A newly published study by researchers at the City University of New York Graduate Center on the effects of home computing on young children finds that those who use computers at home do better on several cognitive tests, but also indicates that children who use home computers for more than 8 hours per week have a significantly higher body mass index than non-users of the same age.

The research, which was funded by the National Science Foundation, was undertaken by Professor Paul Attewell, along with Graduate Center colleagues Professor Juan Battle and doctoral student Belkis Suazo-Garcia. The researchers analyzed time diary data obtained from a nationally representative sample of 1680 school children, aged 4 to 13. The diaries recorded children’s activities at ten minute intervals for two days per week. The children also took a series of age-standardized cognitive tests. Information was also collected on the characteristics of the children’s families and on the children’s weight and height.

The researchers found different effects depending on whether a child was a moderate user (under 8 hours per week) or a heavy user (8 or more hours per week) of home computers. Moderate computer users scored significantly higher on three tests of cognitive functioning (letter-word recognition, reading comprehension, and mathematics calculations), than children with similar home backgrounds who did not use a home computer. Moderate users also scored higher on a child’s measure of self-esteem. Children who were moderate users of home computers were not different in terms of Body Mass Index (BMI) than non-computer users. (The analyses controlled for family income, parents education, parent’s reading comprehension score, race, and poverty status.)

The pattern for heavy users of home computers, who constituted only 2% of the schoolchildren in the sample, was different than that for moderate computer users. Heavy computer users did not have higher scores on any cognitive measures or on self-esteem. However, children who used home computers for 8 or more hours per week had a considerably higher Body Mass Index, than either non-users or moderate users. They were, on average, 12 pounds heavier than children of equivalent height and age.

The researchers explored whether the BMI finding was due to less exercise. They found that heavy use of home computers was associated with less time spent in outside play and sports. Children who were heavy computer users spent about 3 hours less per week in outdoor play and sports than kids who didn’t have home computers. (Moderate users of home computers spent as much time outdoors as non-users.) But this was not the main cause of the association between heavy use and body overweight, since heavy computer users had a significantly higher body mass index, even after controlling statistically for their time spent in exercise.

The results were published in the September 2003 issue of the sociological journal Social Forces (UNC Press). 

The Graduate Center is the doctorate-granting institution of The City University of New York. The only consortium of its kind in the nation, The Graduate Center draws its faculty of more than 1,600 members mainly from the CUNY senior colleges and cultural and scientific institutions throughout New York City.

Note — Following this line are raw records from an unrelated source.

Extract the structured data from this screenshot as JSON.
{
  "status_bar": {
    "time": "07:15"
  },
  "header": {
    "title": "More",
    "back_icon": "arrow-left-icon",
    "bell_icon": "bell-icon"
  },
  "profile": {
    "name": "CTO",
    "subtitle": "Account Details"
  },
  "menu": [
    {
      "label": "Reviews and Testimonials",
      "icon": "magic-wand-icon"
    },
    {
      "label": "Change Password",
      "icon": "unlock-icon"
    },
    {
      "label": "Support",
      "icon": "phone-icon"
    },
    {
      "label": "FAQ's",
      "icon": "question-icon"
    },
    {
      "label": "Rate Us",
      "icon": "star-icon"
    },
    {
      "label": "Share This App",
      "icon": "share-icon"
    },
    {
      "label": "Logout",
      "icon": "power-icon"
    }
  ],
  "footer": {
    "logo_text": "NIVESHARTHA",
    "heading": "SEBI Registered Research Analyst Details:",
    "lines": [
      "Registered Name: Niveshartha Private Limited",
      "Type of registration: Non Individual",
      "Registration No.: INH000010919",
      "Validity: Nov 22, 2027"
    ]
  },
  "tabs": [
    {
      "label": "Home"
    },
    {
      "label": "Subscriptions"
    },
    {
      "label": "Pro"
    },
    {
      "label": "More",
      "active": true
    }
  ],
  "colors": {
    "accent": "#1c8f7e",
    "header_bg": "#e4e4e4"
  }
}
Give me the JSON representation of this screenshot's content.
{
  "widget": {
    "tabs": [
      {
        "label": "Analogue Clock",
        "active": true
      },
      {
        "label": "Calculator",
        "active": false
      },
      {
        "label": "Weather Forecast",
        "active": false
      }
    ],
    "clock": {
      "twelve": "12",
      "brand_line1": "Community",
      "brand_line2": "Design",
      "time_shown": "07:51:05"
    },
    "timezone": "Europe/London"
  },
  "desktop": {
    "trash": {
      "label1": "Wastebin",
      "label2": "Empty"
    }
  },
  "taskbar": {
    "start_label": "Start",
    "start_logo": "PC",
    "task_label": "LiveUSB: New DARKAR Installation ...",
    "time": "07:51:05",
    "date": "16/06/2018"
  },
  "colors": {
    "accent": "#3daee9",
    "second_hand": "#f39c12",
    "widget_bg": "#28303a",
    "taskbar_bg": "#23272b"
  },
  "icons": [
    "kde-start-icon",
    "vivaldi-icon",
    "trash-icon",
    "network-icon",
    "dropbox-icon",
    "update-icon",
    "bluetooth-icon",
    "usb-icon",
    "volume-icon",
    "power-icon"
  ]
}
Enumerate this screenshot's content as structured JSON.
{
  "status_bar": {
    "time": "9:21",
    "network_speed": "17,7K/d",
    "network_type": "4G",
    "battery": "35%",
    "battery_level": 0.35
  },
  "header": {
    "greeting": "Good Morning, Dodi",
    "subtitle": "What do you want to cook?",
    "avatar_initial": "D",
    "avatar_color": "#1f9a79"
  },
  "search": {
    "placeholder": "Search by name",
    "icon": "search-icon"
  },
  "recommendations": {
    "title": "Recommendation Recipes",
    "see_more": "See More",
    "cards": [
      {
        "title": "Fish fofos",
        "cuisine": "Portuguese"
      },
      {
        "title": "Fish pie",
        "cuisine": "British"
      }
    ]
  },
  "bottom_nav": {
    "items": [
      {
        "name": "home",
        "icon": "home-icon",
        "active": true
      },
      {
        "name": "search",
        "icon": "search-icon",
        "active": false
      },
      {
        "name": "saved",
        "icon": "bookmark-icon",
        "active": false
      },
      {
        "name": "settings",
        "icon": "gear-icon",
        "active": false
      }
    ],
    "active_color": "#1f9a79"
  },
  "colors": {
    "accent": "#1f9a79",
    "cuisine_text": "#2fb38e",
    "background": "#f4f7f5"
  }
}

Established in 1961, The Graduate Center has grown to an enrollment of about 3,900 students in 30 doctoral programs and six master's degree programs in the humanities, social sciences, and sciences. The Graduate Center also houses 28 research centers and institutes, administers the CUNY Baccalaureate Program, and offers a wide range of continuing education and cultural programs of interest to the general public.

According to the most recent National Research Council report, more than a third of The Graduate Center's rated Ph.D. programs rank among the nation's top 20 at public and private institutions, nearly a quarter are among the top ten when compared to publicly supported institutions alone, and more than half are among the top five programs at publicly supported institutions in the northeast.